3. Loosening, not discarding, language
This is not anti-intellectual; it is the deliberate loosening of a braid grown too tight, so that beneath the endless naming the world can be tasted directly again. Language remains the indispensable scaffolding; the aim is only to keep it from hardening into a wall between us and what is actually here. A useful test is how quickly the inner caption arrives: when the name lands before the thing has even been seen, the braid has tightened past usefulness, and a few unlabelled breaths are the simplest way to slacken it.
Further Reading
- Yoga Sūtra 1.41 — The Mind Like a Clear Jewel (Samāpatti) — The previous verse, which introduces samāpatti itself — the crystal-mind coalescing with knower, knowing, or known — that this verse begins to grade from coarse to subtle.
- Yoga Sūtra 1.43 — Coalescence Beyond Words (Nirvitarka) — The next verse, describing what remains when the braid of word, meaning, and knowledge finally loosens and the object alone shines forth.
- Yoga Sūtra 1.17 — The Four Forms of Cognitive Absorption — Where vitarka is first named as the coarsest of the four supports of samprajñāta samādhi, alongside vicāra, ānanda, and asmitā.

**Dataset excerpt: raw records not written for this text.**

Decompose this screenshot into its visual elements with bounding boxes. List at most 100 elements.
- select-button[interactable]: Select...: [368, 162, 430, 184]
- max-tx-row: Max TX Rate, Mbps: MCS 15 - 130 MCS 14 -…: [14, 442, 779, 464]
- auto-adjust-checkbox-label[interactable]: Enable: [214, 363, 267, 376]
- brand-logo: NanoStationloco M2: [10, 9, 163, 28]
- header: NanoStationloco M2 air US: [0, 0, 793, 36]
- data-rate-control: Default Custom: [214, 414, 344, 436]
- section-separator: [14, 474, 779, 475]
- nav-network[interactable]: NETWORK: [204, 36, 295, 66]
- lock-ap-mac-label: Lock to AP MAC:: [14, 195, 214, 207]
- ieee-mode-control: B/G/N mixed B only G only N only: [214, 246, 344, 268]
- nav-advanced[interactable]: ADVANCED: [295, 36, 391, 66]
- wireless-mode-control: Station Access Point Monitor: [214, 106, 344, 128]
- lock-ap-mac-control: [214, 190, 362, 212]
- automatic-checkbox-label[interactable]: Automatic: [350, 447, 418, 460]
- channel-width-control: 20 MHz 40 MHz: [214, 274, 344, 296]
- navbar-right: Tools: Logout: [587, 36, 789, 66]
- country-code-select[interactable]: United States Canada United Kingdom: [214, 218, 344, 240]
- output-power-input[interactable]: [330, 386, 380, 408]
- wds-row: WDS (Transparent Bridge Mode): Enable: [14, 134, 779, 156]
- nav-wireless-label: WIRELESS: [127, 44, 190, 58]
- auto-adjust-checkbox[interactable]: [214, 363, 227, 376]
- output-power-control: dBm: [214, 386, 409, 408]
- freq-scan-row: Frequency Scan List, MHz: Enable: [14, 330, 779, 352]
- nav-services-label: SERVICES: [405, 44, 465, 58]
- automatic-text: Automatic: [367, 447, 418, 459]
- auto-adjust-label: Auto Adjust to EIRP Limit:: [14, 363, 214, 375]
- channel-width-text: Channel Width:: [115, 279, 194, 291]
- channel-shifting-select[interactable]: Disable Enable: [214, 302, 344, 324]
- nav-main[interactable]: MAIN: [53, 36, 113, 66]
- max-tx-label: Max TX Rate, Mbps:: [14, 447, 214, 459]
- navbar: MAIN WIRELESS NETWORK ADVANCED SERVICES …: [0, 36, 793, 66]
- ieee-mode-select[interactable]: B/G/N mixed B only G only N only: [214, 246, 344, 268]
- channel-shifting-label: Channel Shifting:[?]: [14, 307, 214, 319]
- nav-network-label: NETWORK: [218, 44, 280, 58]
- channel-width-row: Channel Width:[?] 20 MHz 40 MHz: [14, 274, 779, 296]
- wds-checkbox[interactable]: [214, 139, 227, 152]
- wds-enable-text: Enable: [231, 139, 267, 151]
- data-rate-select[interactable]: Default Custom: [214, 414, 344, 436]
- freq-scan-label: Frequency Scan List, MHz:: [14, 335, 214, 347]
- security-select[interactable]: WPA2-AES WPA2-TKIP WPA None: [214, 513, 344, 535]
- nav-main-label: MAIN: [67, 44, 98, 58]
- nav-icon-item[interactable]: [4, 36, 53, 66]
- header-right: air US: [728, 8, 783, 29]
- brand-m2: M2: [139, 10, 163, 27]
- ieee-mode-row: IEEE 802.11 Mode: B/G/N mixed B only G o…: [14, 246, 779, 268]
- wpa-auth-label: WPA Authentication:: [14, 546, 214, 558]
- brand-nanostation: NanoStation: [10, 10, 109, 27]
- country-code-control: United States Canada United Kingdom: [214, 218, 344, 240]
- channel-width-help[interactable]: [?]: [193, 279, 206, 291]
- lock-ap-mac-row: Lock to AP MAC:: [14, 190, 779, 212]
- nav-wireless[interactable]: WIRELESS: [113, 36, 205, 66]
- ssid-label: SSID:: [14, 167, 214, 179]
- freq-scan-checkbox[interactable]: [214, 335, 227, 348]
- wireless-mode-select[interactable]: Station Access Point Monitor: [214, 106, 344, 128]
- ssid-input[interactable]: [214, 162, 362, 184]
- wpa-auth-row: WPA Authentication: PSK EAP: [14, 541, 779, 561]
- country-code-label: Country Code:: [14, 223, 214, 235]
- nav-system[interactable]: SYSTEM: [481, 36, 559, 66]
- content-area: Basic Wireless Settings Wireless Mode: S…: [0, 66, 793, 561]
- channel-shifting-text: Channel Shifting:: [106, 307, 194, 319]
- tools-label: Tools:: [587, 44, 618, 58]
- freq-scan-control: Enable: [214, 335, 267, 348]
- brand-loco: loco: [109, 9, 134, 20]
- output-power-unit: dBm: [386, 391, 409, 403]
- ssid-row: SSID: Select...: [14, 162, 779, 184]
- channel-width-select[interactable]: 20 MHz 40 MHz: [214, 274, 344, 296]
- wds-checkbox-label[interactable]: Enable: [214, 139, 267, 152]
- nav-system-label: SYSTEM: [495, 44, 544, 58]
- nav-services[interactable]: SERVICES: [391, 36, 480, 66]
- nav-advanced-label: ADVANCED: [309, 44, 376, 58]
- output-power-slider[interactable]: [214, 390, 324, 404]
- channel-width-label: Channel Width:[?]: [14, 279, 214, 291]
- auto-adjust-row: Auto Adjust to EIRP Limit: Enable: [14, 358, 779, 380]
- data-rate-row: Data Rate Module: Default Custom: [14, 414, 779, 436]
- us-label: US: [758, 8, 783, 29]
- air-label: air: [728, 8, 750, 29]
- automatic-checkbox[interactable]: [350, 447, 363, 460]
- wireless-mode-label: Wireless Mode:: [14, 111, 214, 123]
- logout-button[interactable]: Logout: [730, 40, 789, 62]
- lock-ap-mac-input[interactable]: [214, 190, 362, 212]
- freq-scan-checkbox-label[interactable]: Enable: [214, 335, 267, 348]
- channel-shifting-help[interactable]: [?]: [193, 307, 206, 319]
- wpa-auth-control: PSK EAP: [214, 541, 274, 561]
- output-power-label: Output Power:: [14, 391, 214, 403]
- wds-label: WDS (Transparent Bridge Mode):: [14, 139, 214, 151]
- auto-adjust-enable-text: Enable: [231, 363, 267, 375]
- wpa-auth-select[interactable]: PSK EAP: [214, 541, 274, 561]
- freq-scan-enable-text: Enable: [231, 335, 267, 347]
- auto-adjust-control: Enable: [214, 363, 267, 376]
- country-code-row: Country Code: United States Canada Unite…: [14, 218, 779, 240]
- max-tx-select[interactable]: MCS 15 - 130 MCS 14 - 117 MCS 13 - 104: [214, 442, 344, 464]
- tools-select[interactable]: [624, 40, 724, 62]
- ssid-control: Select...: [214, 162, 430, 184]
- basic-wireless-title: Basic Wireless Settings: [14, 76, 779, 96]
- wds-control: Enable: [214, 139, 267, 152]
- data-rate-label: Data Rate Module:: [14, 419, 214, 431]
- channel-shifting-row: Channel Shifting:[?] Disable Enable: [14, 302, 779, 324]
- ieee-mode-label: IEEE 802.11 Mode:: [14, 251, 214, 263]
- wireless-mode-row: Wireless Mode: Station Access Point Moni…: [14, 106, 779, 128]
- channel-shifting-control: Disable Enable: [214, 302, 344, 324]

- Bhartṛhari, Vākyapadīya — The classical Indian treatise on the relation of word (śabda) and meaning (artha), the wider grammatical-philosophical context for Patañjali's three intermixed strands.
- The Yoga-Bhāṣya attributed to Vyāsa — The earliest commentary, which illustrates savitarka with the example of the cow, the word 'cow,' and the idea of cow-ness arising together undivided.
Frequently Asked Questions
What does savitarka mean?
Savitarka means "with vitarka" — accompanied by coarse mental contact or deliberation. Vitarka is the grossest level of the mind's engagement with an object, the sustained applying of attention through name and thought. Savitarka samāpatti is therefore deep absorption that is still carried by this coarse contact, in which the object is met together with its word and concept rather than stripped bare.
What are the three things still mixed together in savitarka absorption?
Śabda, artha, and jñāna — the word or name of the object, the actual object the word points to, and the knowledge or mental idea of it. In ordinary experience these three are fused into a single seamless perception; we see a cow without separately noticing the word, the animal, and our concept of cow-ness. In savitarka they remain intermixed (saṅkīrṇā), genuinely present together within the absorption.
Is savitarka a lower or failed stage of meditation?
It is not a failure but a legitimate first stage. Savitarka is the natural doorway into object-meditation, and the word and idea function as useful scaffolding by which an untrained mind first takes hold of an object steadily enough to merge with it at all. Patañjali is not condemning word and concept but locating them, marking that they are still present so their later loosening can be recognized.
What does vikalpa mean in this verse?
Vikalpa means conceptual construction — cognition that follows upon words and ideas. Patañjali defined it earlier in the chapter as a mental fabrication that may have no corresponding object. By calling word, meaning, and knowledge vikalpa here, he marks that even in deep absorption these three are still being held as constructs of the mind, fabrications braided into one seemingly simple experience.
How is savitarka different from nirvitarka?
Savitarka still includes the object's word and concept; the absorption is deep but the object is met through its name and idea. Nirvitarka, described in the next verse, is the same merging once memory has been purified so that word and concept fall away and the object alone shines forth. Savitarka is the moon seen together with the finger pointing at it; nirvitarka is the moon without the finger.